Un crimen mueve con su horror la aguja imantada de la soledad. Pero el horizonte, ahora frente a los campos nevados, será siempre el mismo. Y ese cielo nebuloso aplasta de nuevo con su monotonía cuantos corazones sin esperanza transitan debajo de él. La misma pesadez en el aire. No se oye ni un grito de pájaro. El decreto más violento del hombre: la venganza, acude en apoyo de los argumentos del padre de la víctima. No se puede juzgar imparcialmente al asesino fugitivo. Transcurren las horas, una persecución implacable entre la incertidumbre y los lamentos. La verdad de la muerte por la verdad misma de la represalia. La venganza es un dogma que nos arrebata, una especie de exaltación abominable que esgrimen los oprimidos. La mueve un motivo imperioso, enceguecido: el deber de la revancha. Un rito que jamás nos enseñará a gobernar nuestros actos.
 





Una casa en la blanca bruma del horizonte.

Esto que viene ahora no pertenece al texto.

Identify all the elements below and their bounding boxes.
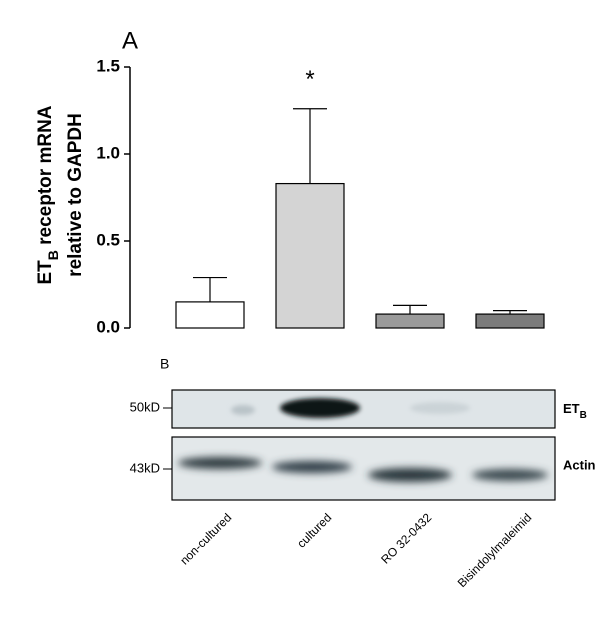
y-axis-label: relative to GAPDH [65, 113, 86, 277]
lane-label: non-cultured [177, 510, 234, 567]
blot-row [171, 389, 556, 429]
blot-bands [178, 457, 548, 482]
y-tick-label: 0.0 [96, 317, 120, 336]
bar [475, 313, 545, 329]
lane-label: cultured [294, 510, 334, 550]
panel-label: A [122, 27, 138, 54]
panel-label: B [160, 356, 169, 372]
significance-mark: * [305, 66, 314, 93]
lane-label: Bisindolylmaleimid [455, 510, 535, 590]
marker-label: 50kD [130, 399, 160, 414]
marker-label: 43kD [130, 460, 160, 475]
y-tick-label: 1.5 [96, 56, 120, 75]
row-label: ETB [563, 401, 587, 421]
bar [375, 313, 445, 329]
y-label-part: ET [35, 260, 56, 285]
y-label-sub: B [45, 250, 61, 260]
row-label-sub: B [580, 410, 587, 421]
y-label-part: receptor mRNA [35, 105, 56, 250]
bar [275, 182, 345, 329]
bar [175, 301, 245, 329]
y-tick-label: 1.0 [96, 143, 120, 162]
row-label: Actin [563, 457, 596, 472]
blot-bands [231, 398, 470, 418]
y-axis-label: ETB receptor mRNA [35, 105, 61, 284]
y-tick-label: 0.5 [96, 230, 120, 249]
row-label-part: ET [563, 401, 580, 416]
lane-label: RO 32-0432 [378, 510, 434, 566]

Una luz en la sombras. Y una mujer. Invidente. Una mirada que implora perdón como si hubiera sido la causa del crimen. Un clamor silencioso que mueve a la indulgencia. La ternura de la compasión y del compadecido. El policía contempla su fina nariz, la boca pequeña, el óvalo de su cara. Sus ciegas pupilas apagadas intimidan el semblante severo del hombre, sorprendido de sus propias emociones. Un secreto sella la lengua de ella. Pese a todo, por medio de esa blanda fijeza de sus ojos, la mujer ciega se lo confía todo al desconocido policía. Y oyéndole, recoge una promesa, una intención salvadora de quien, hasta ese momento, se refugiara en un sabor de amargura y violencia. El hombre solitario, abismado en las moradas del asfalto, aparta de sí, por vez primera, su antifaz de sombra. En el silencio estremecido de ella, perdido en el escondido paisaje nevado, el secreto existe. Y una vez desvelado, él, enfermo sin familia, volverá a ella, que se quedó a solas con el dolor, e impondrá una nueva ilusión a su realidad humana. Esa ilusión esperanzada de todos los que sufren.

                                     La gran secuencia


(Mary Malde junto al cuerpo sin vida de su hermano, el ser que más amó) : "Padre, escucha mi oración. Perdónale, como has perdonado a todos tus hijos que han pecado. No apartes tu rostro de él. No sabía lo que hacía. Déjale descansar al fin en tu paz que jamás logró hallar aquí"...







 


Un peregrinaje estremecedor desde la turbiedad más degradante hacia el naturalismo romántico debido a la presencia turbadora de una mujer, y que concede al actor la posibilidad de sentirse un ser humano. Una revalorización del juego interpretativo a través del imperativo más realista, y siempre desde un eje modélico de planificación dentro de la más elaborada simbología (muerte, crueldad, piedad, amor) del plano-secuencia, esta vez especialmente apto para la orientación psicológica del espectador. Una exacta correspondencia paralela articulada y centrada en la soledad del hombre en calidad de gran protagonista, y cuyo eterno tema: pareja enfrentada al Destino o las fuerzas del Bien y del Mal, reaparece aquí en imágenes de prodigiosa fuerza lírica. ¡Imprescindible!
 

Lujoso encadenado musical, sincrónico arabesco rítmico del polifacético e inimitable Bernard Herrmann que evoluciona desde la impresionante fuerza expresiva de ese universo desenfrenadamente violento del asfalto hasta una recreada morosidad narrativa, acariciante y tamizada por el lirismo que impone la fascinante personalidad de Ida Lupino.